By trade I am a lawyer. Many lawyers do have a passion besides their original profession though, I happen to have three, if you count my love for children in general and my own children in particular. The other two are writing and art. I mention this because you will surely want to know how I am qualified to write on a subject that is a bit out of the way of my original expertise. My grandmother used to say I have been born with a brush in one and in pen in my other hand – and as far as I can remember I have been scribbling and drawing on every appropriate surface - and some less suited. That I came to study law is strange, all things considered, but I guess I wanted to try out if I could succeed at something else, something real. I graduated with two law degrees – and came straight back to art. I do believe though that art is not an esoteric, isolated endeavor that people sometimes take it to be. Artists are well advised to take notice of their world and have an understanding of it that transcends the visual. Beuys said that every person is an artist. He demanded that every physician, scientist, Philosopher be first trained in art. The reverse holds true too. Every artist is part of a tangible social reality. The training to become a lawyer might in the end not be either so far from or so detrimental to artistic creation as is might seem at first.
I do love children – and I do remember quite vividly to have been one myself. Believe me as a first hand witness and as someone who still draws and paints, saws and glues every day: There is no time like childhood to experience the joy of art. I had the good luck to be raised by a grandmother who had the wisdom of an older generation to pretty much let me do whatever I thought appropriate as long as I did not hammer her good table linens onto a broomstick for a pirate sail (happened only once) or cut out my great grandmother’s lace to make a cap for my bear. I could however use any tool that I would find in my grandfathers tool shed or the kitchen without anyone trying to figure out if they were childproof. I was also allowed to make generous use of old newspapers and magazines, of the newsprint paper that my grandfather, who was publisher of a local newspaper, brought home, and in general of every piece of metal, screw, paper, feather, stone or yes, glass! that I would pick up on our long walks. It never occurred to my grandparents that I might pick up some dangerous germs on the way - they were happy that I was busy (and not talking, which prior to walking was my other passion). I brought everything home and assembled it very much the way every child will when you do not interfere. I do not know where our desire to “make” things has its origin; I do know that we already possess it as children, together with an instinct of how things fit together. If children are not allowed to roam as freely as I was they will still build markers from pebbles and stones, they’d still use sticks to draw in sand, build strange, improvised gardens in mud, decorate prefabricated play structures with ritual signs.

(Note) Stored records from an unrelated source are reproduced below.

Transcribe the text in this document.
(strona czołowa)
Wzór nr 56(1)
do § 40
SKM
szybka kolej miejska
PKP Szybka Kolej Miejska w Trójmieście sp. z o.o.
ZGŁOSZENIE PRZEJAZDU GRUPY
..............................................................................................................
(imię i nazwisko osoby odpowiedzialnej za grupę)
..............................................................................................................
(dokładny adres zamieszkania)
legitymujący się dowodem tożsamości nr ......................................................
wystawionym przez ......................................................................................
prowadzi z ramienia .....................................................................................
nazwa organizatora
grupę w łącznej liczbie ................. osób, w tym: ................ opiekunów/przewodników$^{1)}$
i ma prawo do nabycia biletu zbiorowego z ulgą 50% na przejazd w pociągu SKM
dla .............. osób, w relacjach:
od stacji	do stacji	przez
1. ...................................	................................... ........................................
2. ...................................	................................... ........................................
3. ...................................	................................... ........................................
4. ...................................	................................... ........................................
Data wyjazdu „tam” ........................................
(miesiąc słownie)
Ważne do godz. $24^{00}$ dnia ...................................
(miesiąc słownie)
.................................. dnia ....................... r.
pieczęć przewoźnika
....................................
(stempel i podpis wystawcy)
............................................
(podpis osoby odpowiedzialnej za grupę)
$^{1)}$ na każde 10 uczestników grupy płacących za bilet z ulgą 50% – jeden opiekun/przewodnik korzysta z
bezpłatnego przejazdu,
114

To be creative is a basic desire of humans, all humans. It is a genuine expression of who we are even before we are defined by our social and economic circumstances. To teach a child to be creative therefore seems to me an elusive act. I look at children with a sense of awe, they are still there, right at the origin, and all I do as an art teacher is to take them on the long walk that my grandparents took me along to allow them to discover their world and collect at will what responds to their own desire of creating this world new. If we’d create more protective spaces for our children, spaces in which they could grow according to their own needs, we could cut back on many extracurricular activities. The challenge is right out there and the artist that lives in every one of us but is acutely alive in our children is ready to meet them.
To come back to the question of my own expertise: I do believe with visionary clarity that it is not my expertise that is relevant. It is my willingness to acknowledge and celebrate children as the artists they are. I do believe that art is not a matter of paper and ink, of perspective and shading, I do believe though art techniques can be taught art cannot, no more than breathing, walking, seeing. It is something that happens when things go right or when you have to make them come out right. Art is life.